Verkehrte Welt: Physiker haben in einem Material Elektronen mit negativer Masse aufgespürt. Ihre Präsenz führte dazu, dass ein Halbleiter nach Anregung mit einem roten Laser auch Peaks von blauem, energiereichem Licht abgab. Dieser Effekt deutet auf die Bildung von exotischen Excitonen hin – Paaren aus Elektronen und Elektronenlöchern. Bei diesen wurden die Elektronen besonders hoch ins Leitungsband katapultiert und erhielten eine negative Masse, wie das Team im Fachmagazin „Nature Communications“ berichtet.
Die Objekte unseres Alltags haben eine positive Masse: Sie setzen der Bewegung eine bestimmte Trägheit entgegen und wenn wir sie durch einen Impuls in Bewegung versetzen, bewegen sie sich in die Richtung, in die wir sie geschoben haben. Je mehr Masse ein Objekt oder auch ein Teilchen hat, desto mehr Energie müssen wir aufbringen, um es in Bewegung zu versetzen. Das geht aus Newtons Formel Kraft = Masse mal Beschleunigung hervor.
Beim Anschubsen rückwärts
Doch in der Quantenphysik gelten andere Regeln: Hier kann es beim Anstoßen eines Teilchens passieren, dass es sich rückwärts – gegen die Richtung des Impulses – bewegt. Möglich ist auch, dass ein Teilchen mit zunehmender Geschwindigkeit nicht mehr, sondern weniger Bewegungsenergie aufweist. Oder dass sich die Gravitationskraft zweier Partikel plötzlich umkehrt und anstoßend statt anziehend wirkt.

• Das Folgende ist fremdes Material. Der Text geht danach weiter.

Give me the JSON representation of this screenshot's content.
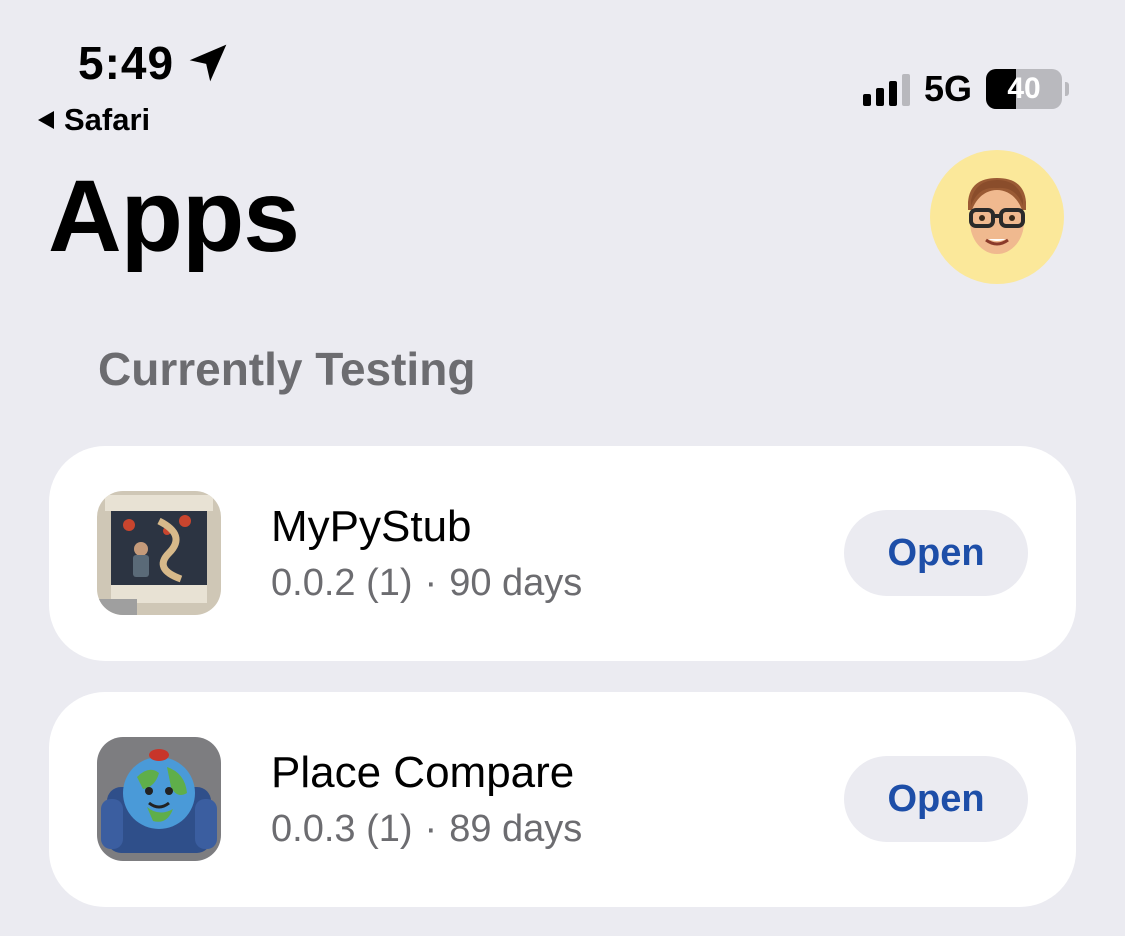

Hinter all dem steckt das Konzept der negativen Masse: Ein negatives Vorzeichen bei der Masse kehrt die typischen Effekte vieler Kraftwirkungen um. Das erscheint in der klassischen Physik zwar unmöglich, ist aber im Reich der Teilchen und Quasiteilchen durchaus denkbar und sogar machbar: 2017 hat ein Forscherteam beispielsweise ultrakalte Atome so manipuliert, dass sie sich auf die Quelle eines Impulses zubewegte statt in Richtung der Kraftwirkung – ihre Masse war demnach negativ.

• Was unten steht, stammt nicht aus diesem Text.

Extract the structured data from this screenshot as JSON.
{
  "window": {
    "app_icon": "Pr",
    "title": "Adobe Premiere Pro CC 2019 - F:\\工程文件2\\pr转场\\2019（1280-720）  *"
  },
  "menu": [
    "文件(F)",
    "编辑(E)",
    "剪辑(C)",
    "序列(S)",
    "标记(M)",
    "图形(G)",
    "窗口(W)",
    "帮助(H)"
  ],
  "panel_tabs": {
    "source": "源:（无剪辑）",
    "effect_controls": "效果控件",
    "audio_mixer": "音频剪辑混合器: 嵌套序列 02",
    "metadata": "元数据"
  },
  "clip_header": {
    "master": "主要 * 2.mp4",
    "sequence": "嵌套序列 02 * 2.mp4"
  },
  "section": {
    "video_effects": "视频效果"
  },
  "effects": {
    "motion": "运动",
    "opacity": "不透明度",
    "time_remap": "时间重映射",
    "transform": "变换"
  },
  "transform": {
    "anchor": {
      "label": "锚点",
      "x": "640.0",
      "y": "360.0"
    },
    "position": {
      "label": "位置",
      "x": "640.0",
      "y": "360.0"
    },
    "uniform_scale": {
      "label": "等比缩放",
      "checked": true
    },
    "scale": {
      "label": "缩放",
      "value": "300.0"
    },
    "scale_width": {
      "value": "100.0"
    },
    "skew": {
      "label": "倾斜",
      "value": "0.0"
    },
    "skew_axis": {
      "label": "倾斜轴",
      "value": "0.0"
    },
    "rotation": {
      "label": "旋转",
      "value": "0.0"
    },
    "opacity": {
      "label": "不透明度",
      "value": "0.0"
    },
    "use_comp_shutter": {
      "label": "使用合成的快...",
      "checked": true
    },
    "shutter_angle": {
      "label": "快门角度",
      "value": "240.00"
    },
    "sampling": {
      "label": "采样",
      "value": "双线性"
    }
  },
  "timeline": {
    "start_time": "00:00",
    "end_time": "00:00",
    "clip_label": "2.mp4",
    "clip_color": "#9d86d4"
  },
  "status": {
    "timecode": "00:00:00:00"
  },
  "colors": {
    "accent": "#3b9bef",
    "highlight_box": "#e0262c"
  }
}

Hochliegenden Excitonen auf der Spur
Jetzt ist es einem Physikern gelungen, Elektronen mit einer solchen negativer Masse zu beobachten. Kai-Qiang Lin von der Universität Regensburg und seine Kollegen entdeckten das Phänomen bei einem Experiment mit dem Halbleitermaterial Wolfram-Diselenid (WSe2). Wird dieses Material im ultrakalten Zustand durch Energiezufuhr angeregt, können sogenannte Excitonen entstehen – virtuelle Teilchen aus einem Elektron und einer Elektronenlücke.
Für ihre Studie haben Lin und seine Kollegen nun untersucht, ob sich solche Excitonen auf höhere Energieniveaus bringen lassen, indem man ihre Elektronen durch Laserbeschuss auf noch höhere Leitungsbänder zwingt. Der Theorie nach könnten dann nicht nur sogenannte hochliegende Excitonen (HX) entstehen, sondern im Material würde sich eine mehrschichtige Struktur aus Excitonen unterschiedlicher Energie bilden.

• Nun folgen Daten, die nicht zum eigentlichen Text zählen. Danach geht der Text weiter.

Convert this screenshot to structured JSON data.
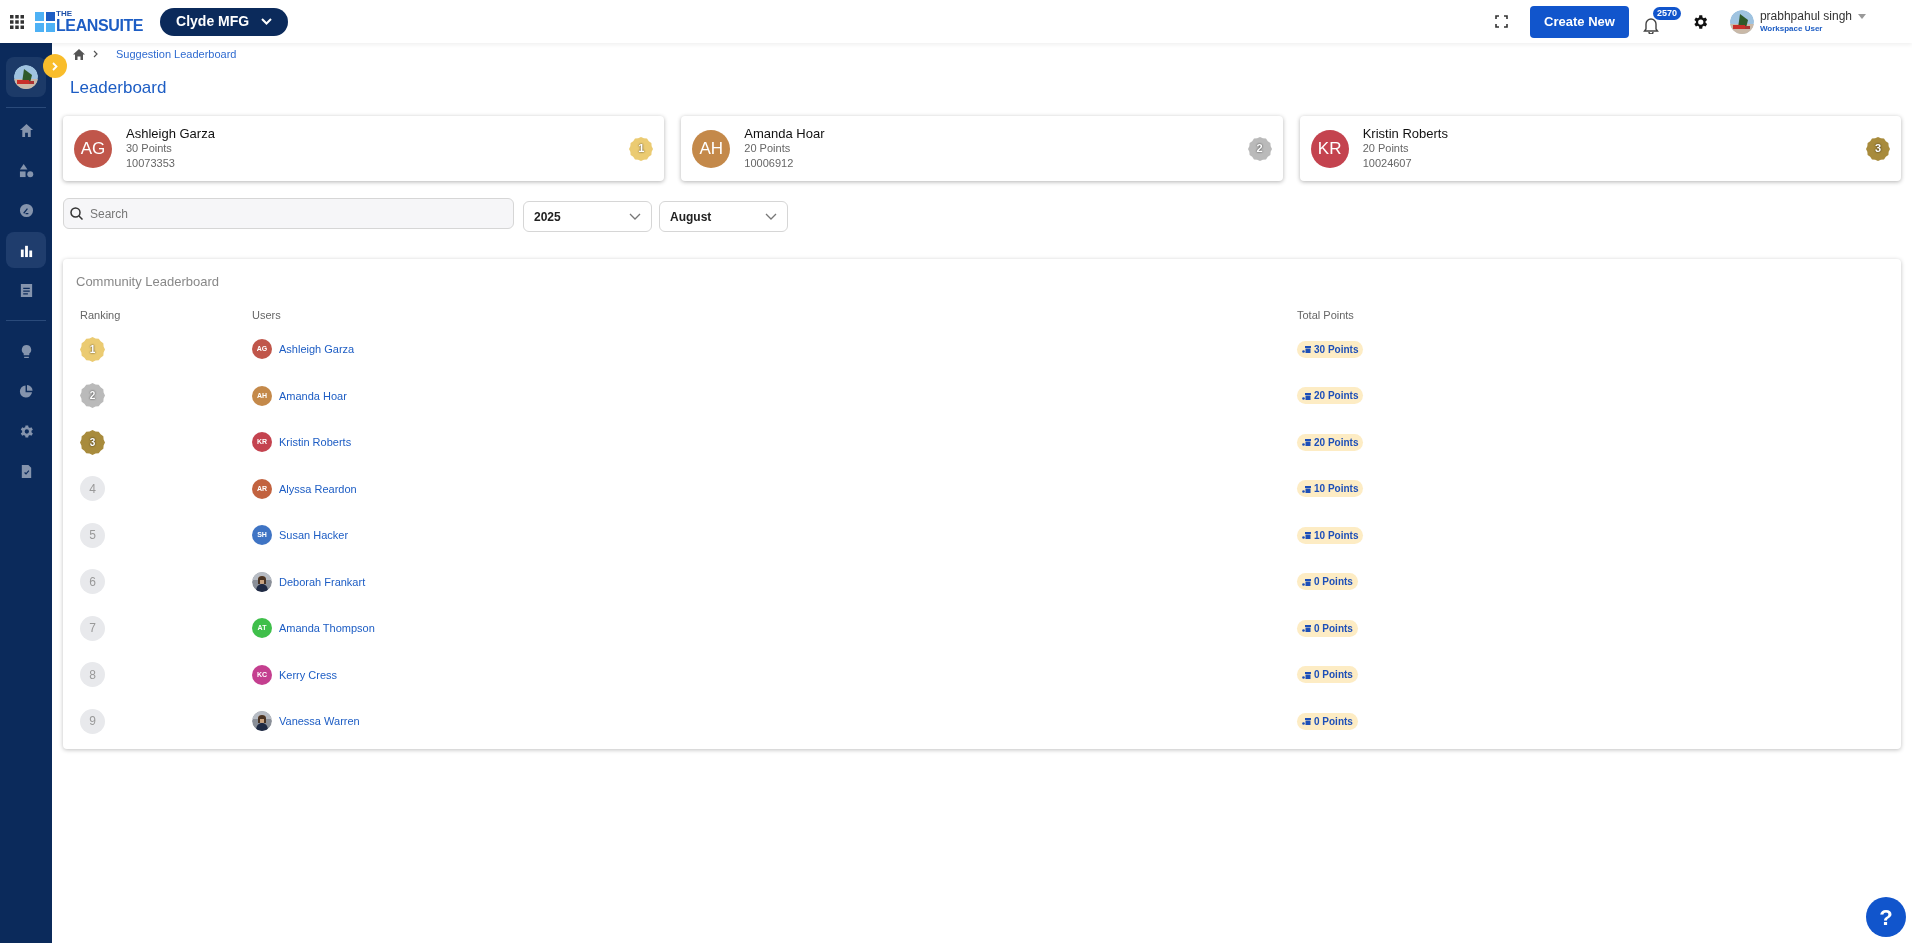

Um das zu testen, bestrahlten die Physiker eine einatomige Lage Wolfram-Diselenid mit einem Laser der Wellenlänge von 716 Nanometern und überwachten die Reaktion mittels optischer Spektroskopie.
Blaue Peaks als Indiz
Es zeigte sich Überraschendes: Eigentlich müsste eine solche Anregung mit rotem Licht dazu führen, dass das Material die Energie erst absorbiert und dann eine langwelligere Strahlung mit etwas geringerer Energie wieder abgibt. Doch das Gegenteil war der Fall: Der Halbleiter strahlte auch kurzwelligeres und damit energiereicheres blaues Licht aus. „Dieses hochkonvertierte blaue Licht ist als eine Reihe von zehn Peaks im Spektrum sichtbar“, berichten Lin und seine Kollegen.
Wie die Physiker erklären, sprechend die Messungen dafür, dass in dem Halbleiter tatsächlich hochliegende Excitonen entstanden sind. Das blaue Licht jedoch lässt sich nur erklären, wenn die Elektronen dieser Paare aus Elektronen und Elektronenlücken eine negative Masse aufweisen. „Die Beobachtung der alternierenden Peak-Intensitäten deutet auf eine Beteiligung von Elektronen mit negativer Masse hin“, schreibt das Team.
Stabil trotz negativer Masse
Den Angaben von Lin und seinen Kollegen zufolge können solche Excitonen trotz der negativen Masse ihrer Elektronen relativ stabil sein – zumindest 100 Femtosekunden lang. Das sei dann der Fall, wenn die Masse des Elektronenlochs positiv und größer sei als die negative Masse des Elektrons. Kombiniert mit der stufenweise Abgabe von Energie beim Zurückfallen in den Ursprungszustand führt die negative Masse dann dazu, dass blaues, energiereicheres Licht abgegeben wird.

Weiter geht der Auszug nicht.